DeepLatent SARF Tokenizer

Part of Suhail Project - Independent Research by Mohammed Almaghrabi

This is the SARF (Sarf-Aware Representation Framework) tokenizer designed for the DeepLatent language model, trained on bilingual Arabic/English data.

What is SARF?

SARF (صَرْف) is the Arabic term for morphology. In classical and modern Arabic linguistics, ṣarf refers to the system that governs:

  • Word formation
  • Roots and patterns (جذر / وزن)
  • Prefixes, suffixes, infixes
  • Tense, gender, number, and derivation

Ṣarf is the exact linguistic layer that makes Arabic hard for naive tokenizers.

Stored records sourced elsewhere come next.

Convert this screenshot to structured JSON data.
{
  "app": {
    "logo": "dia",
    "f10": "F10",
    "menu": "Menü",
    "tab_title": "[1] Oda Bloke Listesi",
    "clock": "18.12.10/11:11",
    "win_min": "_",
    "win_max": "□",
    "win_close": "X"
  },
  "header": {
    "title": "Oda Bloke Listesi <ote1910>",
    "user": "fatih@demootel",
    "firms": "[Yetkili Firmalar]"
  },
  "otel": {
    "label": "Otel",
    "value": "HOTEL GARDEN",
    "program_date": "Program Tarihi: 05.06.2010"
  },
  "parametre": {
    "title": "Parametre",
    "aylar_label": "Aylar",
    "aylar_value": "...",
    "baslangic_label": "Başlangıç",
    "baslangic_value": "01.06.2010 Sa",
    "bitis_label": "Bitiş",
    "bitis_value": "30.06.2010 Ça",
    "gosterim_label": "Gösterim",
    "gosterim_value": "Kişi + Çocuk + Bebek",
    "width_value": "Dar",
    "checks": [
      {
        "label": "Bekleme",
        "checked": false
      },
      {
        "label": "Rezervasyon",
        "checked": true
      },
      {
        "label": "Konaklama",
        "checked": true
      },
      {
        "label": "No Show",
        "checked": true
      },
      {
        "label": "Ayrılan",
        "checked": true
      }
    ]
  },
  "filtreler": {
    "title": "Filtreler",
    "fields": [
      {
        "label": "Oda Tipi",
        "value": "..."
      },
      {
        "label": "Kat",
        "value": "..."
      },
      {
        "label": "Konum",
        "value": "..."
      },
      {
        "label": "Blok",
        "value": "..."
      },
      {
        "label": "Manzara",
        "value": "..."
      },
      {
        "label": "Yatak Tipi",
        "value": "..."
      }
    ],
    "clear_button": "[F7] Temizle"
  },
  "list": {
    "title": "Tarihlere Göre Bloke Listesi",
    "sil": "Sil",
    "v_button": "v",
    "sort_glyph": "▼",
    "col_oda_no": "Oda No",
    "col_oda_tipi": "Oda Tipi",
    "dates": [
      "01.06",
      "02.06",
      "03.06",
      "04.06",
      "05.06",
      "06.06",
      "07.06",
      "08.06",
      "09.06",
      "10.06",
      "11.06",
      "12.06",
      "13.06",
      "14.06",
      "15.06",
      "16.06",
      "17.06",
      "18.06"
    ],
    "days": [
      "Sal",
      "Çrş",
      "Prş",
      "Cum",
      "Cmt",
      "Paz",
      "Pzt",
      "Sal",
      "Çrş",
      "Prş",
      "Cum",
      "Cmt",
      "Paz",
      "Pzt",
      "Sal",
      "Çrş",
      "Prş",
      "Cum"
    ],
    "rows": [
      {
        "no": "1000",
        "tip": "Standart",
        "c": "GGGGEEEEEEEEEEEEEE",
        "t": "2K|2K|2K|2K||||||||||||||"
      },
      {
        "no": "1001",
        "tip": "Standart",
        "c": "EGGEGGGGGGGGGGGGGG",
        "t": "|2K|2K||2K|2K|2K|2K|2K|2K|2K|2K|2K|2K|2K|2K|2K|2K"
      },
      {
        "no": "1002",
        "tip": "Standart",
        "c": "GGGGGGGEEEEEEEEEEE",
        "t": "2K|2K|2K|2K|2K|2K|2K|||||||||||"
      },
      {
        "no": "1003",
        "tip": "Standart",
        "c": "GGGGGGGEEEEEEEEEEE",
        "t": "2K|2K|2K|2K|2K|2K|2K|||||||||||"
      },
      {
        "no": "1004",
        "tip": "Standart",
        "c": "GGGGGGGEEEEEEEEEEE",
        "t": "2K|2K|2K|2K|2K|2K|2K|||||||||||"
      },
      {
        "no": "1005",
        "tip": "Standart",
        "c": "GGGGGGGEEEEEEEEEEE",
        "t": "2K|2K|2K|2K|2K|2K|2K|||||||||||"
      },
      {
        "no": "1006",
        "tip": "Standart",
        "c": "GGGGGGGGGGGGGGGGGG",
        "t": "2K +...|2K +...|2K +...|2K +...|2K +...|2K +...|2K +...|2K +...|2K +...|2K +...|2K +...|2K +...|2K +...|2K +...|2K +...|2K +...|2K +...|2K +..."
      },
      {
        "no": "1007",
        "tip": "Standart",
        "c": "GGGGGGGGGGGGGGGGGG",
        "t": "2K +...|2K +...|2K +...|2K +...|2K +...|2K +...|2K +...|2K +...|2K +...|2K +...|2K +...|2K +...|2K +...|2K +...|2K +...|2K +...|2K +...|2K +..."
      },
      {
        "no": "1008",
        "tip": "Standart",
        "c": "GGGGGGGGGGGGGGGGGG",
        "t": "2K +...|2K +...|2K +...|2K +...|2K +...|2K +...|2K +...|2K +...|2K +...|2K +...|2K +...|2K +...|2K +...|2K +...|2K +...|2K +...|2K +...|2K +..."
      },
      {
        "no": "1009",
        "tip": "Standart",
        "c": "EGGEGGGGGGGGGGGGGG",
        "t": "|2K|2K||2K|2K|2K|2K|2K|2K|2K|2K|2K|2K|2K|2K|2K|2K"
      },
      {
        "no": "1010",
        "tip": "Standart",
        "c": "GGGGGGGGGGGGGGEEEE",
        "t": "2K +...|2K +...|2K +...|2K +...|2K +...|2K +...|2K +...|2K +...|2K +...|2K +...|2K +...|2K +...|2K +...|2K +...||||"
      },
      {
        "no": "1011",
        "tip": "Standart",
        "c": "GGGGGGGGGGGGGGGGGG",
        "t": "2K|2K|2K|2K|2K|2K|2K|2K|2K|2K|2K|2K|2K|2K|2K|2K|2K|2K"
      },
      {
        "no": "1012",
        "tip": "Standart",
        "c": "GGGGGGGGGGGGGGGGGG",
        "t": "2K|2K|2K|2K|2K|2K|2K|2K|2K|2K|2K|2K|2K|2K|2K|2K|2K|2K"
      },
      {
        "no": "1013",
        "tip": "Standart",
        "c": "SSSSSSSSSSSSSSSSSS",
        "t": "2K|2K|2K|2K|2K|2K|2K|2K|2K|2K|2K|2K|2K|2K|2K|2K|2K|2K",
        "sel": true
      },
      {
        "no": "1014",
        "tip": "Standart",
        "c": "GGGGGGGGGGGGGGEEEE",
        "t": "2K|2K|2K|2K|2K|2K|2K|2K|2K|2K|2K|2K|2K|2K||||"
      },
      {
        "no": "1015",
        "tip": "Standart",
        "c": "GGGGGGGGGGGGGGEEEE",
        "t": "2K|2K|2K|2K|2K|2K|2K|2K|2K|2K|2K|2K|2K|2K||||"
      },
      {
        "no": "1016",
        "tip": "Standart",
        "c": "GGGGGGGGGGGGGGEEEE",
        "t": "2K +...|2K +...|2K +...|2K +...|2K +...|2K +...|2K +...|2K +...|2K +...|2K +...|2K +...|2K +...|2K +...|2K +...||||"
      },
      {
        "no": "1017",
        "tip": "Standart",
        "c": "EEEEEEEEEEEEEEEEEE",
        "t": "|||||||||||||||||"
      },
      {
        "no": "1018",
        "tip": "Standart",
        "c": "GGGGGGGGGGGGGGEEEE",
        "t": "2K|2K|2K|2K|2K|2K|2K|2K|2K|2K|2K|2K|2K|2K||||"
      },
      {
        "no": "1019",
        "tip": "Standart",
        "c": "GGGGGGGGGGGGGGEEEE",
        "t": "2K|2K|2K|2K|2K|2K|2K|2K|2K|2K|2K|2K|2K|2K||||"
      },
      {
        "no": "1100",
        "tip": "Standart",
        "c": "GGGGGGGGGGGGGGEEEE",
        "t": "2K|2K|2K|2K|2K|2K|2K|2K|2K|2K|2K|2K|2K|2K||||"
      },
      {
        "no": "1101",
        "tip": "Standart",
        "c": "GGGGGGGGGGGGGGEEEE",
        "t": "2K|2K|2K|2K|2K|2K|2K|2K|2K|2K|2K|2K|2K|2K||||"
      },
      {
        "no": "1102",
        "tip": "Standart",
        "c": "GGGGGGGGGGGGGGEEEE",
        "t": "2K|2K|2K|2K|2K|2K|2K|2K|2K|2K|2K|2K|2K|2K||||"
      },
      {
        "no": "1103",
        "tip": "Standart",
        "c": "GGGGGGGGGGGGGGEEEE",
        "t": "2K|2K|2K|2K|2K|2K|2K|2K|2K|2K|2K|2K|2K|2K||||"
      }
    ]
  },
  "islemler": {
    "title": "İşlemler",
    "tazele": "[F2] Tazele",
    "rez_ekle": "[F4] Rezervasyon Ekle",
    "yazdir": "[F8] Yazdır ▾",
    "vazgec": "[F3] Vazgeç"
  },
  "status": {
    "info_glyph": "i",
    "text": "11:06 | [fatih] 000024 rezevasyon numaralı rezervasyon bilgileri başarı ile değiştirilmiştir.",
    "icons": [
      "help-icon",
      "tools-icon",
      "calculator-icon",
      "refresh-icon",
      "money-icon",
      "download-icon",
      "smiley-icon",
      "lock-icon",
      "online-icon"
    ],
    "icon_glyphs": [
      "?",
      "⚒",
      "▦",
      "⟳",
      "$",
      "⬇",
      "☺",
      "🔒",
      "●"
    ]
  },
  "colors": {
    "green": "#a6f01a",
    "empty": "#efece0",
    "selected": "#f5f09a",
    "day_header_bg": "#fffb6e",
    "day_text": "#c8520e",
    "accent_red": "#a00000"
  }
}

SARF combines morphological analysis with BPE tokenization to achieve better compression, especially for morphologically rich languages like Arabic.

Most tokenizers treat Arabic as bytes or characters. SARF treats Arabic as a language.

Installation

Install the suhail-nlp package from PyPI:

pip install suhail-nlp

Quick Start

from suhail import SARFTokenizer

# Load tokenizer (automatically downloads from HuggingFace)
tokenizer = SARFTokenizer.from_pretrained()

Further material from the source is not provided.